A wave of ISIS-connected terror attacks over the past weekend suggests a mix of inspiration and the directed operation of clandestine cells. They appear to represent a shift to out-of-area operations as ISIS-controlled territory shrinks.
Palo Alto reports evidence linking the MNKit exploit generator with three Chinese cyber-espionage campaigns targeting the Russian military, Tibetan communities, and Uyghur minorities.
SBDH malware appears in active espionage campaigns run against targets in five Eastern European countries, one former Soviet Republic and four ex-members of the Warsaw Pact. ESET sees several interesting features in SBDH, among them similarities to tools used in Buhtrap raids on Russian banks and the use of steganography to hide command-and-control features.
OurMine, representing itself as a white-hat security scanning outfit, hacked the Vox Media editor-in-chief’s Twitter feed to promote its services. CSO coldly reports that “most real security professionals see the group as a collective of script kiddies,” and their hacks as fallout from the recent series of credential dumps that exposed recycled passwords.

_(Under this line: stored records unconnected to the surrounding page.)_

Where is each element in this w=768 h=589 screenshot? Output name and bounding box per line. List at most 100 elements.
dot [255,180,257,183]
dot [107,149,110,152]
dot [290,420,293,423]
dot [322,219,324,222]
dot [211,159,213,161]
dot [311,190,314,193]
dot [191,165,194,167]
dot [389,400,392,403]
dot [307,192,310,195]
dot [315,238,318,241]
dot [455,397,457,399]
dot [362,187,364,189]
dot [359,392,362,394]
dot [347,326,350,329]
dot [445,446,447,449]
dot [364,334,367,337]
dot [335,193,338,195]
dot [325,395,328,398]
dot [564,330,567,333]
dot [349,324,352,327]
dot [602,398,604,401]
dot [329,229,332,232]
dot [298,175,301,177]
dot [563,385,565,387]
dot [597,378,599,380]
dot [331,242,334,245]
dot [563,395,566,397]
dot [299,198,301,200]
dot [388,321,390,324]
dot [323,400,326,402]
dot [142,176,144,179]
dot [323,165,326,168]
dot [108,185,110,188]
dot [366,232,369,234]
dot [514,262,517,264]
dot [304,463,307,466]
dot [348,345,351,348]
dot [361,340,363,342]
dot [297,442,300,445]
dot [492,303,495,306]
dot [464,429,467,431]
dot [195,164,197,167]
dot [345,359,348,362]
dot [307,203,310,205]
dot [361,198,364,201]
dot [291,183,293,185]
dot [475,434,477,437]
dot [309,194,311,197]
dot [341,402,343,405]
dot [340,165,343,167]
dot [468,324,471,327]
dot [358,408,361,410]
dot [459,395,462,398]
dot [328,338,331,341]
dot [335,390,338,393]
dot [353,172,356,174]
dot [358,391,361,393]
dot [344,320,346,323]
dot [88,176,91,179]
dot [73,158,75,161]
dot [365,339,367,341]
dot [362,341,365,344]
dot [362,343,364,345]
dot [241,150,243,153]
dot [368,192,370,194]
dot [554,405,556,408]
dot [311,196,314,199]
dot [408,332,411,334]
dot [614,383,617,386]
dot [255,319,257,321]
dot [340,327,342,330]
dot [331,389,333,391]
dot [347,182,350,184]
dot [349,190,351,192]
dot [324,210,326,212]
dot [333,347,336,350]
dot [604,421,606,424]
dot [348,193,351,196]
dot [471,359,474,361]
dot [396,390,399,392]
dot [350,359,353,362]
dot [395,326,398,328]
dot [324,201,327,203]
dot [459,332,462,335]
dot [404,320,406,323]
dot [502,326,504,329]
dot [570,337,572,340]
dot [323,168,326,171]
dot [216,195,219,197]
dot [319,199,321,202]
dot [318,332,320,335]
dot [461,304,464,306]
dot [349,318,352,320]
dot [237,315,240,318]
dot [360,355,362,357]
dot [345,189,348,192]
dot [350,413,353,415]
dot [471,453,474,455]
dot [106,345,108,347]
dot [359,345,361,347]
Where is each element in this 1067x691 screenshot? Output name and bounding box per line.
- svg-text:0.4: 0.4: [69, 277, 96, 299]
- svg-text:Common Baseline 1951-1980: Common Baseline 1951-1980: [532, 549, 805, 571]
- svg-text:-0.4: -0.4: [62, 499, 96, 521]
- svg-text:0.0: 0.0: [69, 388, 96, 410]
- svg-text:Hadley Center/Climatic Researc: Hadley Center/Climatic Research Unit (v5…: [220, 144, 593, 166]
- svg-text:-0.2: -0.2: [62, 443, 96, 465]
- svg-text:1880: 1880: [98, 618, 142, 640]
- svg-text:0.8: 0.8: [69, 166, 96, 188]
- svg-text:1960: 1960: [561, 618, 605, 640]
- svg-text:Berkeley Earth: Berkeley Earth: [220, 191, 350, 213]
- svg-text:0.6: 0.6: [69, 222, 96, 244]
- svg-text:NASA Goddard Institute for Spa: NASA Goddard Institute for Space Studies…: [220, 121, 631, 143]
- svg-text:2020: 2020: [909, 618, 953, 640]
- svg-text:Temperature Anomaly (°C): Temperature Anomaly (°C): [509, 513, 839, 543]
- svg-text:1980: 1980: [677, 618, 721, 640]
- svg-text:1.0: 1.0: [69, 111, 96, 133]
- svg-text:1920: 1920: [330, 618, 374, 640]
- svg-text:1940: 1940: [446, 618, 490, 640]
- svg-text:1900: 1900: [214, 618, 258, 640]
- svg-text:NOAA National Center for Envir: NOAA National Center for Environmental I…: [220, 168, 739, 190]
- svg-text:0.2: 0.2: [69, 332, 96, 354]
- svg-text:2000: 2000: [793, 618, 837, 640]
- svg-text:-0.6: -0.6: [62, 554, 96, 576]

Heimdal warns that the Adwind remote access Trojan is back, infecting systems without tripping anti-virus warnings.
Two new ransomware strains appear: “Satana” follows Petya’s example and encrypts master boot records as well as files, and “Zepto” seems to have succeeded its hospital-targeting progenitor Locky.
Chinese Internet censorship tightens its grip on social media. Observers foresee continuing increase in Russian cyber offensives.
Investigation of US State Department emails grows warmer: Attorney General Lynch controversially meets with former-President Clinton; the FBI interviews the former Secretary of State.